So when kids play "cops and robbers" or "cowboys and indians," they're actually shooting each other instead of just pretending to? And in the example I said (one kid is the car and the other is the train--they're emulating what they saw in the movie), that kid isn't a kid, he's really a train? These kids have powerful imaginations.
When something is presented as "cool" the idea takes root. Witness the thug/rap culture. Kids ARE what they see and hear whether you like it or not.

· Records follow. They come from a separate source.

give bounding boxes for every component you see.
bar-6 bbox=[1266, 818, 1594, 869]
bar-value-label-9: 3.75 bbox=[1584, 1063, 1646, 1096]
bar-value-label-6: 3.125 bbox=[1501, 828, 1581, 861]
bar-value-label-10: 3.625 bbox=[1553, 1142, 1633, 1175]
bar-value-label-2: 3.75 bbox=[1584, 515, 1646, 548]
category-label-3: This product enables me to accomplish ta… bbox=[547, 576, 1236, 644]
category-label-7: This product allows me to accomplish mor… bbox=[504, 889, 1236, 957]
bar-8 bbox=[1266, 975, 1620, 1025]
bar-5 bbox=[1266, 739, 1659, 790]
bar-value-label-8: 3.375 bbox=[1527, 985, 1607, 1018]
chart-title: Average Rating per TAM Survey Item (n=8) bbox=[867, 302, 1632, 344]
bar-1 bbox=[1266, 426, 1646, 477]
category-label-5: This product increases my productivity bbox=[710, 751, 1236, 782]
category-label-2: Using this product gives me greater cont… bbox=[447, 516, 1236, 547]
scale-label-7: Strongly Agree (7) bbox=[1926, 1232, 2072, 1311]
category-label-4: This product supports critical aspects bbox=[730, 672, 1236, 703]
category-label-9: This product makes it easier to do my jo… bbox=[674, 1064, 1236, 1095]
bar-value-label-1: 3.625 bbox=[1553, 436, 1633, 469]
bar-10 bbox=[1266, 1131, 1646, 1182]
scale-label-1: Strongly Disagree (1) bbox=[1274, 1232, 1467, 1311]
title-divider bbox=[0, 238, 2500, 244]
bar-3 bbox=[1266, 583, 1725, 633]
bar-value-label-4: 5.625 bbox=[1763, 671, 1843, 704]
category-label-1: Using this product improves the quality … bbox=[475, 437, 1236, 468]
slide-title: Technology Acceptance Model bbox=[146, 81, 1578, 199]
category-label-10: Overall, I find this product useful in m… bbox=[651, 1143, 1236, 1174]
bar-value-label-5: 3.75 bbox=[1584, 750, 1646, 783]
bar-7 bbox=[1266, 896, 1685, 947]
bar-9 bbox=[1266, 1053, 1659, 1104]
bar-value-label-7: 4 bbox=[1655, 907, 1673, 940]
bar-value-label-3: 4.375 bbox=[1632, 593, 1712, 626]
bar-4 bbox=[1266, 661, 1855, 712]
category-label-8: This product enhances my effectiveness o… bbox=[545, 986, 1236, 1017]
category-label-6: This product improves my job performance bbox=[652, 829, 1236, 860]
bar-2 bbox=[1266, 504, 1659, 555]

I don't like it, but I still don't believe it. It all depends on their upbringing. I don't think thug/rap is SOLELY responsible for the violent crime, though I think it is partially responsible. I also think upbringing is heavily involved. And I just have a hard time picturing a kid seeing the train scene in a movie and then ten years later he decides he's going to try it because he saw it in an animated movie. I present myself as an example. I saw cartoons like that all the time as a kid, yet I have not been tempted once to try it. And I just turned 22, so I wasn't a kid that long ago.
You were attributing something to the article that wasn't there.
It was in case someone brought up that point later, I would disspell it before they could mention it.
That wasn't the point. The color of the car was added irony.
Oh, no! Not IRONY!!!!!! God help us all.
I didn't say anything about a train in connection with red cars.
You're talking about unsafe driving, and that includes train racing. Let's arrest all people who drive red cars! And make red cars illegal.
Argue with the statistics if you like.
I'm feelin' lucky.
Just be aware that the police watch red cars more than any other color because of the statistics. I'm a Grandma and got rid of a red car after Mark told me why I was a cop magnet. I got tired of being tailed. My current car is silver and I no longer get shadowed.